"mereka tidak akan membiarkanku hidup, aku hanya takut mereka akan menyakitimu. Naomi, aku mohon" Veranda memejamkan matanya beberapa detik membiarkan semua airmata yang sedari tadi ia tahan, keluar membentuk patahan-patahan kecil dipipinya, patahan yang menunjukan betapa ia sedang berusaha menahan rasa sakit, patahan yang seolah menjadi lambang dari penderitaannya selama ini.

Sepasang tangan Naomi terangkat menghapus airmata dipipi Veranda, "selama ada aku, mereka tidak akan bisa membunuhmu, kematianmu hanya bisa menjadi angan-angan untuk mereka"

Veranda menggeleng kuat, "aku tidak memikirkan kematianku tapi kamu Naomi, mereka akan membunuhmu"

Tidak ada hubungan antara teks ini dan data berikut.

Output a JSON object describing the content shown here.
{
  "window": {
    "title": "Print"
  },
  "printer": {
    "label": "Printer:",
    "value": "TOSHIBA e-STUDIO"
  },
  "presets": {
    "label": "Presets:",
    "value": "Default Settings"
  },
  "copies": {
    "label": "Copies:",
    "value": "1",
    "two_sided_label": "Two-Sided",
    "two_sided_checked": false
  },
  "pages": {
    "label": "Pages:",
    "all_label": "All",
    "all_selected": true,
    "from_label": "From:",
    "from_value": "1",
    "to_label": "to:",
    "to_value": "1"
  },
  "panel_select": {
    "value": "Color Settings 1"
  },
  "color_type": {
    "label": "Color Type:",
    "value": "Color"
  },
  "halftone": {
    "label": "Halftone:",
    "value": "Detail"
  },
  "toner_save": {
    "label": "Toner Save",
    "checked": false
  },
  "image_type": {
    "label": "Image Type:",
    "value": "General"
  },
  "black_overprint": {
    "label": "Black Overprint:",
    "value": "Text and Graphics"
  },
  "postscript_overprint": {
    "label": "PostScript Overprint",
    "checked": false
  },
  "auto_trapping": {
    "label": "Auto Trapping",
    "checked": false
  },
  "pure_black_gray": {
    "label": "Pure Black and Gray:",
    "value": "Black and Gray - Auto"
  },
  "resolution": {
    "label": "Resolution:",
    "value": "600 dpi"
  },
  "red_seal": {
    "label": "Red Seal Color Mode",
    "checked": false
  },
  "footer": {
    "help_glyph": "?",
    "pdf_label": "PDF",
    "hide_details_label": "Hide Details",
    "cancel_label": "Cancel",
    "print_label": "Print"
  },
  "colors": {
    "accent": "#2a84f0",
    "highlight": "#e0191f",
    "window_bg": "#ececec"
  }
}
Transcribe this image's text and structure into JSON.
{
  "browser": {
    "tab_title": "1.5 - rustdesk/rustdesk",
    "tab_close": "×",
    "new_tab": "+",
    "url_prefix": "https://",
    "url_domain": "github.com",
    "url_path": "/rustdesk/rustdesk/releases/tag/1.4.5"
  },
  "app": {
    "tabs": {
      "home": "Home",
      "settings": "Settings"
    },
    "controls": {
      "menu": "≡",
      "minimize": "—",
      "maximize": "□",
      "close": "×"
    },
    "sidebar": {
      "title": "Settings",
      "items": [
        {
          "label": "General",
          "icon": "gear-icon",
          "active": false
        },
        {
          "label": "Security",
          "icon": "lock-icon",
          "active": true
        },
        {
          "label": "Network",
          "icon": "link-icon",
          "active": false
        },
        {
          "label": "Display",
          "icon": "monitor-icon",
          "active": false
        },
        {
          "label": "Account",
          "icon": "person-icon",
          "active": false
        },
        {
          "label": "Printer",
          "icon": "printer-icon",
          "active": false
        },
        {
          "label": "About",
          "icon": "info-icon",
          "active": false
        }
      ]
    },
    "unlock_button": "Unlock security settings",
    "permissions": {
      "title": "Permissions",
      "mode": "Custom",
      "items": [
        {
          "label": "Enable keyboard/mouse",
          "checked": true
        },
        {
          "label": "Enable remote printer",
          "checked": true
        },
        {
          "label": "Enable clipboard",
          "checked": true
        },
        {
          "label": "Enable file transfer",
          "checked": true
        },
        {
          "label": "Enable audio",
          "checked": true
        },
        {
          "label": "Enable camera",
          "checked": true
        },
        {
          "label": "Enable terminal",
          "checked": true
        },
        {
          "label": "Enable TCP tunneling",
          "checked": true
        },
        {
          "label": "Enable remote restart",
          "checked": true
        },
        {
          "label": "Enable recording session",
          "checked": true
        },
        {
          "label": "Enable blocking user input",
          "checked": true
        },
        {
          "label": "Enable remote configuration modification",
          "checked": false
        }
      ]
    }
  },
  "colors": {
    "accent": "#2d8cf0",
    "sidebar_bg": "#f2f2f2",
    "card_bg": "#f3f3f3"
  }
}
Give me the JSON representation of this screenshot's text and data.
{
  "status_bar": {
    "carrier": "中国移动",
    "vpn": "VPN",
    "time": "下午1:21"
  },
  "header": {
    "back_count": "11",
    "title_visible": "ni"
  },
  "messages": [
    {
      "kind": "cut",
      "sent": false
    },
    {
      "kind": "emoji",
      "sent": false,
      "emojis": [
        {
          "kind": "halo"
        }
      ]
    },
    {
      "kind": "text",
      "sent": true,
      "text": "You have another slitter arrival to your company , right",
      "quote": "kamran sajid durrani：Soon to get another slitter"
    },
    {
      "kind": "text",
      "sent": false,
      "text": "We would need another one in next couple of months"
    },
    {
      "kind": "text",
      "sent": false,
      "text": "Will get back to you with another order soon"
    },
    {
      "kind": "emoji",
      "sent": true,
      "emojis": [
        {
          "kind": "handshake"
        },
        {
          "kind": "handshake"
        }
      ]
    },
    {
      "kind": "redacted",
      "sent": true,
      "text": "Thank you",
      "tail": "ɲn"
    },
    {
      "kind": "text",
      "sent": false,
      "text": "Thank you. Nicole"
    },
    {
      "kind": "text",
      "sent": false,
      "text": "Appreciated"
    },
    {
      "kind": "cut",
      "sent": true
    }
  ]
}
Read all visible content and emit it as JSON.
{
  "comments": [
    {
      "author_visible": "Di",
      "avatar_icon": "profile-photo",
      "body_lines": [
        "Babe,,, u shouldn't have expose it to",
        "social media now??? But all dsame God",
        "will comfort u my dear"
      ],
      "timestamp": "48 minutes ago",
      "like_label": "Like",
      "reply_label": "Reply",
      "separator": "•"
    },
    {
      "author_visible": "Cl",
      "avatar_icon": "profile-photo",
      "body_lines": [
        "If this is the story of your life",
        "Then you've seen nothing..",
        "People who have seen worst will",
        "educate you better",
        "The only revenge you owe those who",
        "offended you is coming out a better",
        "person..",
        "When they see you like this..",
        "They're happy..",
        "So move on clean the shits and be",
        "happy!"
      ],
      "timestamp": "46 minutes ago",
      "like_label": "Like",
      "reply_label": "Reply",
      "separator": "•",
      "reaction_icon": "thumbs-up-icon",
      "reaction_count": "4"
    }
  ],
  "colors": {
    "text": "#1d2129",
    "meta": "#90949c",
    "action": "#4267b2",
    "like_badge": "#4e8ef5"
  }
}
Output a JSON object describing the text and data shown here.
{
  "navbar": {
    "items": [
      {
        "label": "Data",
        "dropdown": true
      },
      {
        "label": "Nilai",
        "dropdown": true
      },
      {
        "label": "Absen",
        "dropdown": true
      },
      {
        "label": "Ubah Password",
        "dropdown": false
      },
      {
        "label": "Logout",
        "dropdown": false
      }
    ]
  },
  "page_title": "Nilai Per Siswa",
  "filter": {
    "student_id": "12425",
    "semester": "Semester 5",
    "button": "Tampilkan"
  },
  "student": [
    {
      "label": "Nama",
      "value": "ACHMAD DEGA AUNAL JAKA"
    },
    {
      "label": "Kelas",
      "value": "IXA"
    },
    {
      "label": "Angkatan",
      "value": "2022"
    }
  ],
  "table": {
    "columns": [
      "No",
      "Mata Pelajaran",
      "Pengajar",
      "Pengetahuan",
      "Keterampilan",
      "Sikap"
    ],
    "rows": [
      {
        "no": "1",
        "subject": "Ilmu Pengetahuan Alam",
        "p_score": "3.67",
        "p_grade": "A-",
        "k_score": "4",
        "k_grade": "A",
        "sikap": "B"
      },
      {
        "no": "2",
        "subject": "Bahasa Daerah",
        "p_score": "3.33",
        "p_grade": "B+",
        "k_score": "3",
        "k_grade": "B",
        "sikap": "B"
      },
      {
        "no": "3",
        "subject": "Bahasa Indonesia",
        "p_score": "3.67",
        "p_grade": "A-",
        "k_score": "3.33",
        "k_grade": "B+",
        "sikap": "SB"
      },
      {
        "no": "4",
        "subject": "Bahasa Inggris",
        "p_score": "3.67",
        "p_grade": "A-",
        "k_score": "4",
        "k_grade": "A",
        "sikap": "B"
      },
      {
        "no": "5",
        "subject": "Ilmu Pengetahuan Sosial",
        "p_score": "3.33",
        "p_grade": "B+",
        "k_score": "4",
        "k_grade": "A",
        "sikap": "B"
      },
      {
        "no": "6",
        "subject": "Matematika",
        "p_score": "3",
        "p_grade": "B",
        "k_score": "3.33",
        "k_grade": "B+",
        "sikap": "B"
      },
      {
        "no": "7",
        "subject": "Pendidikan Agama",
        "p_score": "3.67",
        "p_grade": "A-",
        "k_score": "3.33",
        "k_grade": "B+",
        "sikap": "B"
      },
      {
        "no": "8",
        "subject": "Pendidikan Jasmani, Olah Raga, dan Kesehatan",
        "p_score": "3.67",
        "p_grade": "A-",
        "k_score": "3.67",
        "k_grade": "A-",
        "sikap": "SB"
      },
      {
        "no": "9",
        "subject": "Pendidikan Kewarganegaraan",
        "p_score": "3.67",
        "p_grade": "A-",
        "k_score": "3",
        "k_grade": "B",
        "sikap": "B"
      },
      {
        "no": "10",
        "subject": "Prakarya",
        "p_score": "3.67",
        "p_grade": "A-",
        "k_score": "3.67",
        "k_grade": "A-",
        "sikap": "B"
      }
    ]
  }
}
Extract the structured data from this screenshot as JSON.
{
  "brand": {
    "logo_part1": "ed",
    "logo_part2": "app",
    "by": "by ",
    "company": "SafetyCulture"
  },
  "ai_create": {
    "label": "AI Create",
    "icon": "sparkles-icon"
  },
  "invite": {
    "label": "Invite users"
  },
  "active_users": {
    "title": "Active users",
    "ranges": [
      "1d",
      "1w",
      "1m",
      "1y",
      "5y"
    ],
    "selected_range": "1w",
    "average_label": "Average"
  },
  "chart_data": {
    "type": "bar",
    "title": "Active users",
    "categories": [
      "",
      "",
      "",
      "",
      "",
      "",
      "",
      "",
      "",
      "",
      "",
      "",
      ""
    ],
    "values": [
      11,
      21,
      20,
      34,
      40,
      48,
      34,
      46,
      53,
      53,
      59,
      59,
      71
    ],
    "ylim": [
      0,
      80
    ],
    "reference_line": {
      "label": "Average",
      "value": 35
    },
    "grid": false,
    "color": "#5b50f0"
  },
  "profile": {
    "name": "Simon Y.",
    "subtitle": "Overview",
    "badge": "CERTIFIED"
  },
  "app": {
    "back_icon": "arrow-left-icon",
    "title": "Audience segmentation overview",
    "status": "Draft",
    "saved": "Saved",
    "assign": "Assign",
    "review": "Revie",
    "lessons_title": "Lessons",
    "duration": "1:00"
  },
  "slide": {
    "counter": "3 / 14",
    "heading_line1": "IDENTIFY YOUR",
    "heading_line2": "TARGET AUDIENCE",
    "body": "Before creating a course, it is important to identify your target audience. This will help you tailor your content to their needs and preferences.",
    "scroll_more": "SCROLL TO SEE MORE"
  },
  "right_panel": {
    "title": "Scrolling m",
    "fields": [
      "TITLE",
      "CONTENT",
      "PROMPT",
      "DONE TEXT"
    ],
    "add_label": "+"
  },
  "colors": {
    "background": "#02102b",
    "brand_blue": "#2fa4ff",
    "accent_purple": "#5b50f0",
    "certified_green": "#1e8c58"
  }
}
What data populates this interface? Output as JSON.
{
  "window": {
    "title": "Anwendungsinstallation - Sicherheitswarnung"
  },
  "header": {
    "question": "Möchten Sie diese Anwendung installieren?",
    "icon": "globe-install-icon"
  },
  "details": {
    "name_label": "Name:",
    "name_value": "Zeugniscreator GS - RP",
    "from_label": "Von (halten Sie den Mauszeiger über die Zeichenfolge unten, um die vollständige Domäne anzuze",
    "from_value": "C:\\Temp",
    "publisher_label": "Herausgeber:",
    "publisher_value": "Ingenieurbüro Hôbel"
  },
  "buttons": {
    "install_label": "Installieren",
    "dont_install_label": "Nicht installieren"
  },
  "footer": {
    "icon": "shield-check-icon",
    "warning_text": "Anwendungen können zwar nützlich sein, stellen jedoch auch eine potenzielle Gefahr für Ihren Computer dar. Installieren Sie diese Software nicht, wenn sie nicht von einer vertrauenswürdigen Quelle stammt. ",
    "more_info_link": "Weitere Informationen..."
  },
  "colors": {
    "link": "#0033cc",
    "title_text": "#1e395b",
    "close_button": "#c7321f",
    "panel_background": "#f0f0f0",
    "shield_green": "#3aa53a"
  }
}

Naomi mengembuskan napas berat lalu bersandar, memandang lelah kebawah lantai, "jika seseorang siap menjalani hidup, dia juga harus siap menghadapi kematiannya"

"aku hanya merasa takut"

Kembali Naomi menatap Veranda, ia menghela napas sebelum akhirnya menggenggam kedua tangan Veranda untuk menguatkannya, "ketakutan hanya bersemayam pada diri seseorang yang lemah, ketakutan hanya boleh dirasakan oleh seseorang yang berada dalam lingkaran kesalahan. Kenapa kita harus takut?"

"ketakutan itu manusiawi, apa aku tidak boleh merasakan takut? Sedangkan aku adalah seorang manusia"

"aku tidak akan membiarkan rasa takut itu melemahkanmu"

"kenapa? Bukankah tujuan kita dari awal hanya ingin mengetahui siapa pembunuh kakak ku, aku sudah mengetahuinya"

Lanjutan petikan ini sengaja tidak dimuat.